The Lebanese army said Sunday that 48 people had been
rescued, but it was not immediately clear exactly how many would-be asylum
seekers were crammed onto the boat when it set off.
The
UNHCR said the boat was carrying at least 84 people when
it capsized about three nautical miles (5.5km) off the coast — which would
leave some 30 people still unaccounted for.
The passengers included Syrian and
Palestinian refugees but
most were Lebanese, according to local media.
Migration wave
Waiting for news of two of his missing relatives, Abu
Mohammad said he was not deterred from potentially taking to the sea in search
of a better life himself.
"We all want to leave. We don't want our children to
live in humiliation," the 43-year-old Tripoli resident told AFP, blaming
political leaders for Lebanon's woes.
"We will keep trying to leave every week, in any way
possible, even if it means we will have to swim."

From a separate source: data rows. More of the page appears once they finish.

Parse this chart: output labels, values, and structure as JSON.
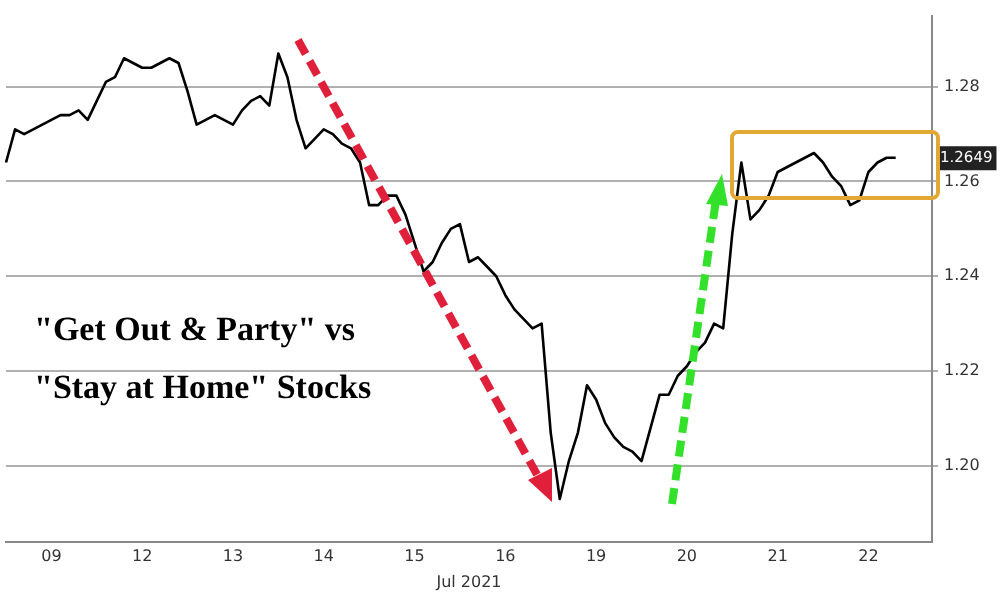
{
  "chart_data": {
    "type": "line",
    "xlabel": "Jul 2021",
    "annotations": [
      "\"Get Out & Party\" vs",
      "\"Stay at Home\" Stocks",
      {
        "text": "1.2649",
        "y": 1.2649
      }
    ],
    "categories": [
      null,
      null,
      null,
      null,
      null,
      "09",
      null,
      null,
      null,
      null,
      null,
      null,
      null,
      null,
      null,
      "12",
      null,
      null,
      null,
      null,
      null,
      null,
      null,
      null,
      null,
      "13",
      null,
      null,
      null,
      null,
      null,
      null,
      null,
      null,
      null,
      "14",
      null,
      null,
      null,
      null,
      null,
      null,
      null,
      null,
      null,
      "15",
      null,
      null,
      null,
      null,
      null,
      null,
      null,
      null,
      null,
      "16",
      null,
      null,
      null,
      null,
      null,
      null,
      null,
      null,
      null,
      "19",
      null,
      null,
      null,
      null,
      null,
      null,
      null,
      null,
      null,
      "20",
      null,
      null,
      null,
      null,
      null,
      null,
      null,
      null,
      null,
      "21",
      null,
      null,
      null,
      null,
      null,
      null,
      null,
      null,
      null,
      "22",
      null,
      null,
      null,
      null,
      null,
      null,
      null
    ],
    "series": [
      {
        "color": "#000000",
        "values": [
          1.264,
          1.271,
          1.27,
          1.271,
          1.272,
          1.273,
          1.274,
          1.274,
          1.275,
          1.273,
          1.277,
          1.281,
          1.282,
          1.286,
          1.285,
          1.284,
          1.284,
          1.285,
          1.286,
          1.285,
          1.279,
          1.272,
          1.273,
          1.274,
          1.273,
          1.272,
          1.275,
          1.277,
          1.278,
          1.276,
          1.287,
          1.282,
          1.273,
          1.267,
          1.269,
          1.271,
          1.27,
          1.268,
          1.267,
          1.264,
          1.255,
          1.255,
          1.257,
          1.257,
          1.253,
          1.247,
          1.241,
          1.243,
          1.247,
          1.25,
          1.251,
          1.243,
          1.244,
          1.242,
          1.24,
          1.236,
          1.233,
          1.231,
          1.229,
          1.23,
          1.207,
          1.193,
          1.201,
          1.207,
          1.217,
          1.214,
          1.209,
          1.206,
          1.204,
          1.203,
          1.201,
          1.208,
          1.215,
          1.215,
          1.219,
          1.221,
          1.224,
          1.226,
          1.23,
          1.229,
          1.249,
          1.264,
          1.252,
          1.254,
          1.257,
          1.262,
          1.263,
          1.264,
          1.265,
          1.266,
          1.264,
          1.261,
          1.259,
          1.255,
          1.256,
          1.262,
          1.264,
          1.265,
          1.265,
          null,
          null,
          null,
          null
        ]
      }
    ],
    "ylim": [
      1.184,
      1.295
    ],
    "yticks": [
      {
        "value": 1.2,
        "label": "1.20"
      },
      {
        "value": 1.22,
        "label": "1.22"
      },
      {
        "value": 1.24,
        "label": "1.24"
      },
      {
        "value": 1.26,
        "label": "1.26"
      },
      {
        "value": 1.28,
        "label": "1.28"
      }
    ],
    "grid": "y",
    "legend": false,
    "marker": "none"
  }
}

The circumstances that led the small and overloaded craft to
sink were not entirely clear, with some survivors claiming the navy rammed into
their boat, and officials insisting the smuggler attempted reckless escape
maneuvers.
Lebanon was once a transit point for asylum seekers from
elsewhere in the region who were hoping to reach the
EU island state Cyprus,
175km away.
However, an unprecedented economic crisis that has caused
hyper-inflation and plunged millions into poverty is driving growing numbers of
Lebanese to also attempt the perilous crossing.
The UN says more than 1,500 would-be asylum seekers tried to
leave Lebanon illegally by sea since the start of 2021.

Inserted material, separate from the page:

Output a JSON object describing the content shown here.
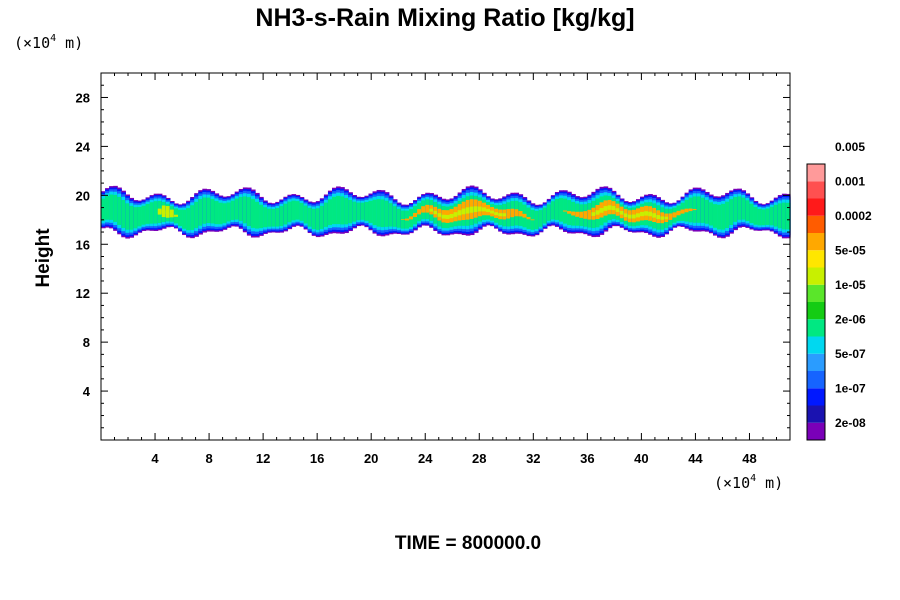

"Lebanon's economic crisis has triggered one of the
largest waves of migration in the country's history," said Mathieu
Luciano, Lebanon head of the International Organization for Migration.
Mounting anger
At Tripoli's port, brothers Abdelkarim and Mahmud Dandashi
were anxiously waiting for news of eight relatives.
"If you don't die of hunger here, you die at sea,"
Abdelkarim said.
Syrian national Ammar Dawalibi has slept in his car near the
harbor since Saturday, waiting for updates on his sister and her three
children.
"I'm sure they drowned ... but I want their
bodies," he told AFP.
The tragedy triggered small protests on Sunday, one cutting
a main road into Tripoli, another staged outside the morgue where victims'
bodies were taken.
Overnight, activists removed election posters from the walls
of Tripoli — a city ravaged by unemployment but also home to some of Lebanon's
wealthiest politicians.
On Sunday evening, a video circulated on social media
showing
Energy Minister Walid Fayad being taken to task in the streets over
living conditions and shoved hard against a wall.
The man who assaulted him posted the video, and criticized
Fayad and the government for being insensitive to the fate of millions of
desperate Lebanese.
Social media was also abuzz with a picture of Prime Minister
Najib Mikati's 79-meter-long 100-million-dollar yacht docked in the French city
of Nice, with a cardboard banner alongside that read: "The people of
Tripoli are being assassinated by this yacht's owner."
Mikati hails from Tripoli and is also Lebanon's richest man,
with a net worth estimated at around $3.2 billion.